In this fascinating read, I found out how San Pedro La Laguna in Guatemala banned both Styrofoam and single-use plastic straws to protect its most valuable natural resource, Lake Atitlan. Tourism was up 40 percent last year, as managers of the small city of 13,000 went house to house to convince people to give up their plastics.

We need more hopeful stories such as this one, especially after the 2,000-foot boom created by young Dutch entrepreneur Boyan Slat to clean up the parts of the Great Pacific Garbage Patch failed last month and is getting towed back to San Francisco for repairs. “60 Minutes” ran an interesting segment on the project and what Slat hopes to accomplish as we literally drown the world in our garbage. We need both legislation and technology to pull us back from the plastic-wrap brink.

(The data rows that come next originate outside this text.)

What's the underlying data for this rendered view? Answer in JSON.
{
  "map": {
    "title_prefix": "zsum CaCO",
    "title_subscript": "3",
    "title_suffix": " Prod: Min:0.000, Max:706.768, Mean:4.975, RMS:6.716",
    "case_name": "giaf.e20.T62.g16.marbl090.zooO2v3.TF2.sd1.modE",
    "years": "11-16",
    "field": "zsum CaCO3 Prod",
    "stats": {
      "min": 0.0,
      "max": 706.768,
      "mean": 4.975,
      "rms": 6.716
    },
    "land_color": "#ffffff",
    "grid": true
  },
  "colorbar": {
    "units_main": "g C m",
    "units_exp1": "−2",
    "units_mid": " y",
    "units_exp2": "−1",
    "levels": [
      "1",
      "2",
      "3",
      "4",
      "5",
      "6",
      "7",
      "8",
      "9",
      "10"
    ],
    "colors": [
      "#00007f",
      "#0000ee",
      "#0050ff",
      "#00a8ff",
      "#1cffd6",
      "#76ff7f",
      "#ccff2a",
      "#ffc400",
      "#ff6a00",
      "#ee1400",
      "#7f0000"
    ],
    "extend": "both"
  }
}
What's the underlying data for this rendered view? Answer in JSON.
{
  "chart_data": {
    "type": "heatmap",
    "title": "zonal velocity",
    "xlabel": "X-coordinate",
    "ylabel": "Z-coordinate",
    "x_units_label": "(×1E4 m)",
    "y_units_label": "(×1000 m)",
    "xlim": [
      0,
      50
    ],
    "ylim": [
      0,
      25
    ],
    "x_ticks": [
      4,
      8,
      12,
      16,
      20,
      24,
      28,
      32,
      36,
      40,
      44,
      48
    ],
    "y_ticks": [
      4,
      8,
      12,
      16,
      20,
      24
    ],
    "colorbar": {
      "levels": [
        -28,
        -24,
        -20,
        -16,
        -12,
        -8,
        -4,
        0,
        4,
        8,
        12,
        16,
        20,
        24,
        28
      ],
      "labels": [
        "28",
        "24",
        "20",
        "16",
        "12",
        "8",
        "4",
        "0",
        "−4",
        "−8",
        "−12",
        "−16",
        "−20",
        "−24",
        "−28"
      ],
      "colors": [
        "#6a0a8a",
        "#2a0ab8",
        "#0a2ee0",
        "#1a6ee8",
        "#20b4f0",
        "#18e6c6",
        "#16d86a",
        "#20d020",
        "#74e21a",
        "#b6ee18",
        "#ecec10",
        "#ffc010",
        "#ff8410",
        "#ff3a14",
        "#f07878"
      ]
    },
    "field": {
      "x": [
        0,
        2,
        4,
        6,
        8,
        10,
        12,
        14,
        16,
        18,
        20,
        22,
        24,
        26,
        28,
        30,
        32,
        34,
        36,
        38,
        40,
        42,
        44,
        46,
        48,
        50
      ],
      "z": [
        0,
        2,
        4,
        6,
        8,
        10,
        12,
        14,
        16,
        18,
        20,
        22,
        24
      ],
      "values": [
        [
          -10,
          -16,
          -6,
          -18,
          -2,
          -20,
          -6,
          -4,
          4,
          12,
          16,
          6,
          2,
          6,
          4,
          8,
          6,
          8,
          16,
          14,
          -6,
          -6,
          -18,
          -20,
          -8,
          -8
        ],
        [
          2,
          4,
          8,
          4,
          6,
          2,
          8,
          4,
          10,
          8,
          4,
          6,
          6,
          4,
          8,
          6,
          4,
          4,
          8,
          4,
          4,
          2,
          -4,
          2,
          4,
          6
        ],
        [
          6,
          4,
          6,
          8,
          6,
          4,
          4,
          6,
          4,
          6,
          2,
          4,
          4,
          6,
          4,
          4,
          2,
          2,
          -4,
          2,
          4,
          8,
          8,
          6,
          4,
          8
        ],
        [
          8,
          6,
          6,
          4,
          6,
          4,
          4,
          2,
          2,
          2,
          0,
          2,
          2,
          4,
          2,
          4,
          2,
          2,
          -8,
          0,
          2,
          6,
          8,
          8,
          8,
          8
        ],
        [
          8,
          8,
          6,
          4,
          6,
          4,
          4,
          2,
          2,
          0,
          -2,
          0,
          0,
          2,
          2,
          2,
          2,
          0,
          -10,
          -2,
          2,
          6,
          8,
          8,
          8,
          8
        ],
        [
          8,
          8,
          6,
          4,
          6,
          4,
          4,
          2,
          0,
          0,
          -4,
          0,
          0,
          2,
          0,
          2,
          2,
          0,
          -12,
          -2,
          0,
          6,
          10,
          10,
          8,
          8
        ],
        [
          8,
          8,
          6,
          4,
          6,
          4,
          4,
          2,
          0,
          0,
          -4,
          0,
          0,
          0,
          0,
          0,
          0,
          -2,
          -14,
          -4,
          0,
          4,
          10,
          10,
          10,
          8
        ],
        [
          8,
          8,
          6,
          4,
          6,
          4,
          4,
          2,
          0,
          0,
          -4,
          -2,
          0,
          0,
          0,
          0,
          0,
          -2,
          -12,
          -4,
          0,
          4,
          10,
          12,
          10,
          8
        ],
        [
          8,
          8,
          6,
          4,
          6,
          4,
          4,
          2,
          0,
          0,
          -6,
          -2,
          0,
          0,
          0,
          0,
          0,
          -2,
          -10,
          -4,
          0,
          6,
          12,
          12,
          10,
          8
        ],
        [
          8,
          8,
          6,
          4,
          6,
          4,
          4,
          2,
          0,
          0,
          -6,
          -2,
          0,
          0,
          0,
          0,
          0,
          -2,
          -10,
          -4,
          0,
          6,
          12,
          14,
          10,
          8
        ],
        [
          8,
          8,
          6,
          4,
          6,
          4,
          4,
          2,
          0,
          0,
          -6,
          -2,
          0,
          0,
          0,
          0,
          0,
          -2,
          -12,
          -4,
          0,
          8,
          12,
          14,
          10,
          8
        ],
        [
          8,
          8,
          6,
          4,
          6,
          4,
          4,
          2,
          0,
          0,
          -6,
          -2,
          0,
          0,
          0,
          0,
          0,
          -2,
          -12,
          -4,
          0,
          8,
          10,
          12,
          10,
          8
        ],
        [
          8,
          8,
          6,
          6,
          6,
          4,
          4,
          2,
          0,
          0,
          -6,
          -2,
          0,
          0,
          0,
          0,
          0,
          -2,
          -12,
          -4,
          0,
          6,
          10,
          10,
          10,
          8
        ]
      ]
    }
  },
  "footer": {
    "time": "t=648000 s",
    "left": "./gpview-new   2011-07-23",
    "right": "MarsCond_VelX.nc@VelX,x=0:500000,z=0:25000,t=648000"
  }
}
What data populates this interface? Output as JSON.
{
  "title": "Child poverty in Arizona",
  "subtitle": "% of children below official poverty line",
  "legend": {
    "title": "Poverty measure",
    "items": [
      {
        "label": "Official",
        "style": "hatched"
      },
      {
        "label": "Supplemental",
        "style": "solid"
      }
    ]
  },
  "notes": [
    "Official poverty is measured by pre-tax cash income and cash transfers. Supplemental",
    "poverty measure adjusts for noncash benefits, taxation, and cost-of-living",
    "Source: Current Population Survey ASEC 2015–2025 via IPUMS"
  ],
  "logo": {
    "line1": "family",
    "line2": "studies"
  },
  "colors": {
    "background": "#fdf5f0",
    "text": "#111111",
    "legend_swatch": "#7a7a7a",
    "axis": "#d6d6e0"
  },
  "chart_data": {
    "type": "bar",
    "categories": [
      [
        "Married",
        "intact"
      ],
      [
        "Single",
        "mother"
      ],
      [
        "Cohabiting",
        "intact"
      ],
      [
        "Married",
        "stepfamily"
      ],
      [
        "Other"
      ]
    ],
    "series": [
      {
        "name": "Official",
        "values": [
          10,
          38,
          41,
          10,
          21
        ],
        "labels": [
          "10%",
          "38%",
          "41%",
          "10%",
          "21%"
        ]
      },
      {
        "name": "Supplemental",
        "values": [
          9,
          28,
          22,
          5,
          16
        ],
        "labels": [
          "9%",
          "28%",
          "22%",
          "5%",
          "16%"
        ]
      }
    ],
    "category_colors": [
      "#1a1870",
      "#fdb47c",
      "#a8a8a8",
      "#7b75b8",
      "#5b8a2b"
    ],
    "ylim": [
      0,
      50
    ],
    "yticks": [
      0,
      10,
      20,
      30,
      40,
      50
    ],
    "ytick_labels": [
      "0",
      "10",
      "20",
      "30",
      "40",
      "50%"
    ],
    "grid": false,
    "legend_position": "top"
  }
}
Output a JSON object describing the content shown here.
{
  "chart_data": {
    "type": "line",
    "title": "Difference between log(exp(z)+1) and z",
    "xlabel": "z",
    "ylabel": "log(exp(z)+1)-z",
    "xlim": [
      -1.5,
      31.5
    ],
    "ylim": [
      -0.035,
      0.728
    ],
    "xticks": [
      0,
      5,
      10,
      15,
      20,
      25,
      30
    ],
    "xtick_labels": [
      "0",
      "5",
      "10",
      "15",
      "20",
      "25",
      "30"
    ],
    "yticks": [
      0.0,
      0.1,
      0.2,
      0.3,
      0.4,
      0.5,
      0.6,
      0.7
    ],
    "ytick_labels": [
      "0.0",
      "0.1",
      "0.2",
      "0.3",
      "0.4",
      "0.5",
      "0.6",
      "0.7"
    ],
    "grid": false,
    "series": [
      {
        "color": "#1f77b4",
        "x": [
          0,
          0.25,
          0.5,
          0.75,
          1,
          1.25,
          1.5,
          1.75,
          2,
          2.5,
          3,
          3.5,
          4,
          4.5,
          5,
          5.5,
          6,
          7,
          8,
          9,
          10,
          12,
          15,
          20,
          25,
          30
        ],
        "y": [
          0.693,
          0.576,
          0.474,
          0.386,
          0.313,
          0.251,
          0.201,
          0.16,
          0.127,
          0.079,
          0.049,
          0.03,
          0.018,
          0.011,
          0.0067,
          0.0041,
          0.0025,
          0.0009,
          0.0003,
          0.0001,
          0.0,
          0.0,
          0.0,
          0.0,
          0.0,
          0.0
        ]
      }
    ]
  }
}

Another hopeful story comes from Traverse City, Michigan. This summer, my son and I were fly fishing the fabulous Au Sable, a few hours north and inland. When we got to The Village, a collection of shops, we were dying for a cup of great brew. My son ordered it “to go,” and the barista handed him a ceramic cup. Bewildered, Will said he wanted the brew to go, to which the guy replied, “that’s OK, we only serve coffee in ceramic cups. Bring one back next time you’re in town.” The cups are all donated by customers. Let me ask you, how many cups do you have in your cupboard right now that you never use and could donate to a great cause? Starbucks, where are you in this debate?